A clear theme in the results of the Avoca Group's 2009 industry survey was the need to achieve an enhanced level of efficiency in clinical outsourcing (1). More than 92% of each of sponsor and service provider respondents felt that the 2009 levels of efficiency in these relationships were not adequate to meet future needs. Avoca's data also suggest that sponsors are increasingly dissatisfied with the performance of their outsourcing relationships. Satisfaction with the performance of clinical service providers declined steadily from 71% in 2008 to 62% in 2010. In 2010, only 42% of sponsors were satisfied with the value they received for their outsourcing spend. Providers, too, have experienced declining satisfaction with their relationships with sponsors; 87% were satisfied in 2008, and only 74% were satisfied in 2010.

Despite sponsors' declining satisfaction with providers, it is unlikely that the level of clinical research outsourcing will decrease in the near future. To the contrary, all indicators suggest that the level of outsourcing will remain stable or even increase (2). Suboptimal satisfaction with current outsourcing relationships, coupled with the need to continue or expand such relationships, is thus forcing sponsors and providers to devise innovative ways of working together that are more mutually satisfactory.

This report will reveal the directions that sponsors and providers are taking in this endeavor, explore the obstacles to companies' successful implementation of new approaches, and investigate whether early adopters of current trends are indeed enjoying increased satisfaction with the quality and value of their clinical outsourcing relationships.

Methodology and participants

Avoca created two unique survey instruments, one for pharmaceutical companies and other clinical-research sponsors, and a second for contract research organizations (CROs) and other providers of clinical research services. The survey instruments included yes–no questions, multiple-choice questions, and free-text response areas. Participants were offered an executive summary of the survey results for their participation in the survey.

Avoca collected 109 sponsor surveys from 74 companies and 174 service-provider surveys from 88 companies during a two-month period. Seventy-two percent of sponsor respondents were employed by pharmaceutical companies, 22% by biotechnology companies, and 6% by other sponsor companies. Forty-eight percent reported that they were employed by top 20 companies in terms of revenue. Seventy percent of respondents were executive and middle-management personnel, and the remainder held project-management or other similar-level positions.

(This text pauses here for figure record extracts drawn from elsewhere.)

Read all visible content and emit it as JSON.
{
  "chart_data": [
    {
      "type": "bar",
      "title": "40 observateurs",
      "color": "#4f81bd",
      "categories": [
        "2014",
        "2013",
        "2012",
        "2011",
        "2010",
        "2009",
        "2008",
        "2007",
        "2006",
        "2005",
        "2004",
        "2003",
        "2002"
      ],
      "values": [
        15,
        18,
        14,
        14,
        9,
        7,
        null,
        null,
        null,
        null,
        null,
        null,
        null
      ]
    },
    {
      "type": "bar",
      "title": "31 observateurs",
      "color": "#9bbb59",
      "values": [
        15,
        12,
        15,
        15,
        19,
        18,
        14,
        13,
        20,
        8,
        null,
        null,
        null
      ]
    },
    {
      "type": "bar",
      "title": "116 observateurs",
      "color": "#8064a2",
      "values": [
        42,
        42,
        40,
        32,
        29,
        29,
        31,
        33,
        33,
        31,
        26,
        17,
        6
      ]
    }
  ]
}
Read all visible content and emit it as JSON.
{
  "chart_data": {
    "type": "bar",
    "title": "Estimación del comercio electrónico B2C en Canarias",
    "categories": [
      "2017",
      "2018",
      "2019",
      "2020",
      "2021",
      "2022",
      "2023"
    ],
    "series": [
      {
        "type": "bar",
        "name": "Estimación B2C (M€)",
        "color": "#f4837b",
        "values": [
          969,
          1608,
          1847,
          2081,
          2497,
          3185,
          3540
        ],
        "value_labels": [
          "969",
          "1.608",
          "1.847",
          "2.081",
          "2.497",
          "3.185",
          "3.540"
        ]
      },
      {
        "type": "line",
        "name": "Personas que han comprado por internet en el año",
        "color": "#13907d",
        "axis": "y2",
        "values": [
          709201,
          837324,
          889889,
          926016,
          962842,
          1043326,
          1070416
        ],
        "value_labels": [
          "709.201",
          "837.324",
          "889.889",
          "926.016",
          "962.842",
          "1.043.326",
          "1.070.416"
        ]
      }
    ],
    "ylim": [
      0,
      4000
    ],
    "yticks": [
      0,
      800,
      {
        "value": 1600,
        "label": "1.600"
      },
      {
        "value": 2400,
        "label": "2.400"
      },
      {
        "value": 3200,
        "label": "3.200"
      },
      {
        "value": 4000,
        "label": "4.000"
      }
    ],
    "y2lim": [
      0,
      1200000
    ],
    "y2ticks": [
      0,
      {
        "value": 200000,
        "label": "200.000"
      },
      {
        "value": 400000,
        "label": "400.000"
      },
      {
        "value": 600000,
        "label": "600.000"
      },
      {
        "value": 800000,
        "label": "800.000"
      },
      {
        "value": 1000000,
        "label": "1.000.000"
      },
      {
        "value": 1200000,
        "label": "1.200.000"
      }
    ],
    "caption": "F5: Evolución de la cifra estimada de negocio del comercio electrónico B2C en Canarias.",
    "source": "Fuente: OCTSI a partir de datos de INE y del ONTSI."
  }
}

Of the provider respondents surveyed, 71% were employed by full-service CROs, 11% by niche service providers, 9% by central laboratories, and the remainder by other types of providers. Fifty-nine percent reported that their companies were in the top 20 in their industry in terms of revenue. Seventy-nine percent of clinical service-provider respondents were executive or middle-management personnel, 15% were project managers, and the remainder held other roles.